– Tel que vous me voyez,[188] я сегодня купил две дудки, – сообщил он мне в одно утро, с чрезвычайно довольным видом, – не этим, не школьникам – эти большие, и я только что вчера имел удовольствие познакомиться с ихним школьным учителем: самый достойнейший человек, какой только может быть. Нет, это были два пузана, два брата, один трех, а другой двух лет. Трехлетний водит двухлетнего, много ума-то у обоих; и оба остановились у палатки с игрушками, разинув рты, в этом глупом и прелестном детском восхищении, которого прелестнее ничего в мире не выдумаешь. Торговка, немка хитрая, сейчас смекнула, как я смотрю, – и мигом всучила им по дудке: я должен был заплатить две марки-с. Восторг неописанный, ходят и дудят. Это было час тому, но я сейчас опять туда наведался – всё дудят. Я вам как-то говорил, указывая на здешнее общество, что пока лучше его ничего еще не может дать мир. Я соврал, а вы мне поверили, не отрекайтесь, поверили. Напротив, вот где лучшее, вот где совершенство: эти толпы этих эмских детей, с бутербродами в руках и с ранчиками за плечами, идущих в школы… Что же, солнце, Таунус, дети, смех детей, бутерброды и изящная толпа всех милордов и маркизов в мире, любующаяся на этих детей, – всё вместе это прелестно. Вы заметили, что толпа на них каждый раз любуется: это все-таки в ней признаки вкуса и – порыв серьезности.

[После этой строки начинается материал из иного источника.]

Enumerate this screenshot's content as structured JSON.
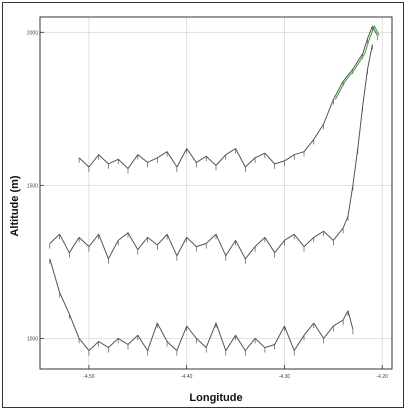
{
  "chart_data": {
    "type": "line",
    "title": "",
    "xlabel": "Longitude",
    "ylabel": "Altitude (m)",
    "x_ticks": [
      "-4.50",
      "-4.40",
      "-4.30",
      "-4.20"
    ],
    "y_ticks": [
      "2000",
      "1500",
      "1000"
    ],
    "xlim": [
      -4.55,
      -4.19
    ],
    "ylim": [
      900,
      2050
    ],
    "grid": true,
    "legend": "none",
    "colors": {
      "track": "#555555",
      "track_highlight": "#3d9a3d",
      "grid": "#d8d8d8",
      "axis": "#333333"
    },
    "series": [
      {
        "x": [
          -4.51,
          -4.5,
          -4.49,
          -4.48,
          -4.47,
          -4.46,
          -4.45,
          -4.44,
          -4.43,
          -4.42,
          -4.41,
          -4.4,
          -4.39,
          -4.38,
          -4.37,
          -4.36,
          -4.35,
          -4.34,
          -4.33,
          -4.32,
          -4.31,
          -4.3,
          -4.29,
          -4.28,
          -4.27,
          -4.26,
          -4.25,
          -4.24,
          -4.23,
          -4.22,
          -4.215,
          -4.21,
          -4.205
        ],
        "y": [
          1590,
          1560,
          1600,
          1570,
          1585,
          1555,
          1600,
          1575,
          1590,
          1610,
          1560,
          1620,
          1575,
          1595,
          1565,
          1600,
          1620,
          1560,
          1590,
          1605,
          1570,
          1580,
          1600,
          1610,
          1650,
          1700,
          1780,
          1840,
          1880,
          1930,
          1980,
          2020,
          1990
        ]
      },
      {
        "x": [
          -4.54,
          -4.53,
          -4.52,
          -4.51,
          -4.5,
          -4.49,
          -4.48,
          -4.47,
          -4.46,
          -4.45,
          -4.44,
          -4.43,
          -4.42,
          -4.41,
          -4.4,
          -4.39,
          -4.38,
          -4.37,
          -4.36,
          -4.35,
          -4.34,
          -4.33,
          -4.32,
          -4.31,
          -4.3,
          -4.29,
          -4.28,
          -4.27,
          -4.26,
          -4.25,
          -4.24,
          -4.235,
          -4.23,
          -4.225,
          -4.22,
          -4.215,
          -4.21
        ],
        "y": [
          1310,
          1340,
          1280,
          1330,
          1300,
          1340,
          1260,
          1320,
          1345,
          1290,
          1330,
          1305,
          1340,
          1270,
          1330,
          1300,
          1310,
          1340,
          1270,
          1320,
          1260,
          1300,
          1330,
          1280,
          1320,
          1340,
          1300,
          1330,
          1350,
          1320,
          1360,
          1400,
          1500,
          1620,
          1760,
          1880,
          1960
        ]
      },
      {
        "x": [
          -4.54,
          -4.53,
          -4.52,
          -4.51,
          -4.5,
          -4.49,
          -4.48,
          -4.47,
          -4.46,
          -4.45,
          -4.44,
          -4.43,
          -4.42,
          -4.41,
          -4.4,
          -4.39,
          -4.38,
          -4.37,
          -4.36,
          -4.35,
          -4.34,
          -4.33,
          -4.32,
          -4.31,
          -4.3,
          -4.29,
          -4.28,
          -4.27,
          -4.26,
          -4.25,
          -4.24,
          -4.235,
          -4.23
        ],
        "y": [
          1260,
          1150,
          1080,
          1000,
          960,
          990,
          970,
          1000,
          980,
          1010,
          960,
          1050,
          990,
          960,
          1040,
          1000,
          970,
          1050,
          960,
          1010,
          960,
          1000,
          970,
          980,
          1040,
          960,
          1010,
          1050,
          1000,
          1040,
          1060,
          1090,
          1030
        ]
      }
    ]
  }
}
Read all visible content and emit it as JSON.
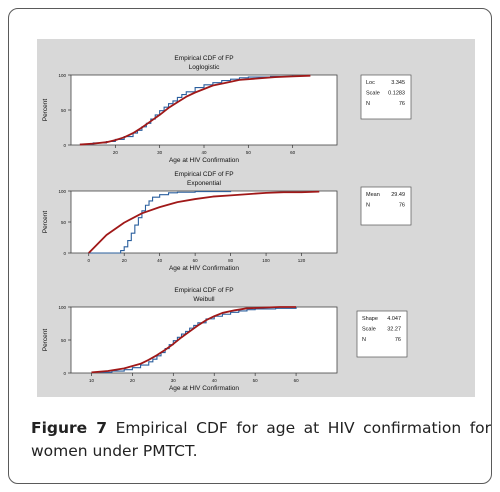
{
  "caption": {
    "label": "Figure 7",
    "text": "Empirical CDF for age at HIV confirmation for women under PMTCT."
  },
  "colors": {
    "empirical": "#2a5f9e",
    "fitted": "#a01818",
    "panel_bg": "#d8d8d8",
    "plot_bg": "#ffffff"
  },
  "chart_data": [
    {
      "type": "line",
      "title": "Empirical CDF of FP",
      "subtitle": "Loglogistic",
      "xlabel": "Age at HIV Confirmation",
      "ylabel": "Percent",
      "xlim": [
        10,
        70
      ],
      "ylim": [
        0,
        100
      ],
      "x_ticks": [
        20,
        30,
        40,
        50,
        60
      ],
      "x_tick_labels": [
        "20",
        "30",
        "40",
        "50",
        "60"
      ],
      "y_ticks": [
        0,
        50,
        100
      ],
      "y_tick_labels": [
        "0",
        "50",
        "100"
      ],
      "legend_position": "right",
      "legend": [
        {
          "label": "Loc",
          "value": "3.345"
        },
        {
          "label": "Scale",
          "value": "0.1283"
        },
        {
          "label": "N",
          "value": "76"
        }
      ],
      "series": [
        {
          "kind": "empirical",
          "x": [
            12,
            15,
            18,
            20,
            22,
            24,
            25,
            26,
            27,
            28,
            29,
            30,
            31,
            32,
            33,
            34,
            35,
            36,
            38,
            40,
            42,
            44,
            46,
            48,
            50,
            55,
            60
          ],
          "y": [
            1,
            3,
            5,
            8,
            12,
            17,
            21,
            26,
            31,
            37,
            43,
            49,
            54,
            59,
            63,
            68,
            72,
            76,
            82,
            86,
            89,
            92,
            94,
            96,
            97,
            98,
            100
          ]
        },
        {
          "kind": "fitted",
          "x": [
            12,
            15,
            18,
            20,
            22,
            24,
            26,
            28,
            30,
            32,
            34,
            36,
            38,
            40,
            42,
            45,
            48,
            52,
            56,
            60,
            64
          ],
          "y": [
            0.6,
            2,
            4,
            7,
            11,
            17,
            25,
            34,
            43,
            53,
            61,
            69,
            75,
            80,
            85,
            89,
            93,
            95,
            97,
            98,
            99
          ]
        }
      ]
    },
    {
      "type": "line",
      "title": "Empirical CDF of FP",
      "subtitle": "Exponential",
      "xlabel": "Age at HIV Confirmation",
      "ylabel": "Percent",
      "xlim": [
        -10,
        140
      ],
      "ylim": [
        0,
        100
      ],
      "x_ticks": [
        0,
        20,
        40,
        60,
        80,
        100,
        120
      ],
      "x_tick_labels": [
        "0",
        "20",
        "40",
        "60",
        "80",
        "100",
        "120"
      ],
      "y_ticks": [
        0,
        50,
        100
      ],
      "y_tick_labels": [
        "0",
        "50",
        "100"
      ],
      "legend_position": "right",
      "legend": [
        {
          "label": "Mean",
          "value": "29.49"
        },
        {
          "label": "N",
          "value": "76"
        }
      ],
      "series": [
        {
          "kind": "empirical",
          "x": [
            0,
            16,
            18,
            20,
            22,
            24,
            26,
            28,
            30,
            32,
            34,
            36,
            40,
            45,
            50,
            60,
            80
          ],
          "y": [
            0,
            0,
            4,
            10,
            20,
            32,
            45,
            57,
            68,
            77,
            84,
            90,
            94,
            97,
            98,
            99,
            100
          ]
        },
        {
          "kind": "fitted",
          "x": [
            0,
            10,
            20,
            30,
            40,
            50,
            60,
            70,
            80,
            90,
            100,
            110,
            120,
            130
          ],
          "y": [
            0,
            29,
            49,
            64,
            74,
            82,
            87,
            91,
            93,
            95,
            97,
            98,
            98,
            99
          ]
        }
      ]
    },
    {
      "type": "line",
      "title": "Empirical CDF of FP",
      "subtitle": "Weibull",
      "xlabel": "Age at HIV Confirmation",
      "ylabel": "Percent",
      "xlim": [
        5,
        70
      ],
      "ylim": [
        0,
        100
      ],
      "x_ticks": [
        10,
        20,
        30,
        40,
        50,
        60
      ],
      "x_tick_labels": [
        "10",
        "20",
        "30",
        "40",
        "50",
        "60"
      ],
      "y_ticks": [
        0,
        50,
        100
      ],
      "y_tick_labels": [
        "0",
        "50",
        "100"
      ],
      "legend_position": "right",
      "legend": [
        {
          "label": "Shape",
          "value": "4.047"
        },
        {
          "label": "Scale",
          "value": "32.27"
        },
        {
          "label": "N",
          "value": "76"
        }
      ],
      "series": [
        {
          "kind": "empirical",
          "x": [
            12,
            15,
            18,
            20,
            22,
            24,
            25,
            26,
            27,
            28,
            29,
            30,
            31,
            32,
            33,
            34,
            35,
            36,
            38,
            40,
            42,
            44,
            46,
            48,
            50,
            55,
            60
          ],
          "y": [
            1,
            3,
            5,
            8,
            12,
            17,
            21,
            26,
            31,
            37,
            43,
            49,
            54,
            59,
            63,
            68,
            72,
            76,
            82,
            86,
            89,
            92,
            94,
            96,
            97,
            98,
            100
          ]
        },
        {
          "kind": "fitted",
          "x": [
            10,
            14,
            18,
            22,
            24,
            26,
            28,
            30,
            32,
            34,
            36,
            38,
            40,
            42,
            45,
            48,
            52,
            56,
            60
          ],
          "y": [
            1,
            3,
            7,
            14,
            20,
            27,
            35,
            44,
            54,
            63,
            72,
            80,
            86,
            91,
            95,
            98,
            99,
            100,
            100
          ]
        }
      ]
    }
  ]
}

Но Эмс глуп, Эмс не может быть не глуп, а потому он еще продолжает родить детей, но Париж – Париж уже приостановился.
– Как приостановился?
– В Париже есть такая огромная промышленность под названием Articles de Paris,[189] которая, вместе с шелком, французским вином и фруктами, помогла выплатить пять миллиардов контрибуции.[190] Париж слишком чтит эту промышленность и занимается ею до того, что забывает производить детей. А за Парижем и вся Франция. Ежегодно министр торжественно докладывает палатам о том, что «la population reste stationnaire».[191] Ребятишки, видите ли, не рождаются, а и рождаются – так не стоят; зато, прибавляет министр с похвальбой, «старики у нас стоят, старики, дескать, во Франции долговечны». А по-моему, хоть бы они передохли, старые <—>, которыми Франция начиняет свои палаты. Есть чему радоваться – их долговечности; песку, что ли, сыплется мало?
– Я вас, все-таки, не понимаю. К чему тут Articles de Paris?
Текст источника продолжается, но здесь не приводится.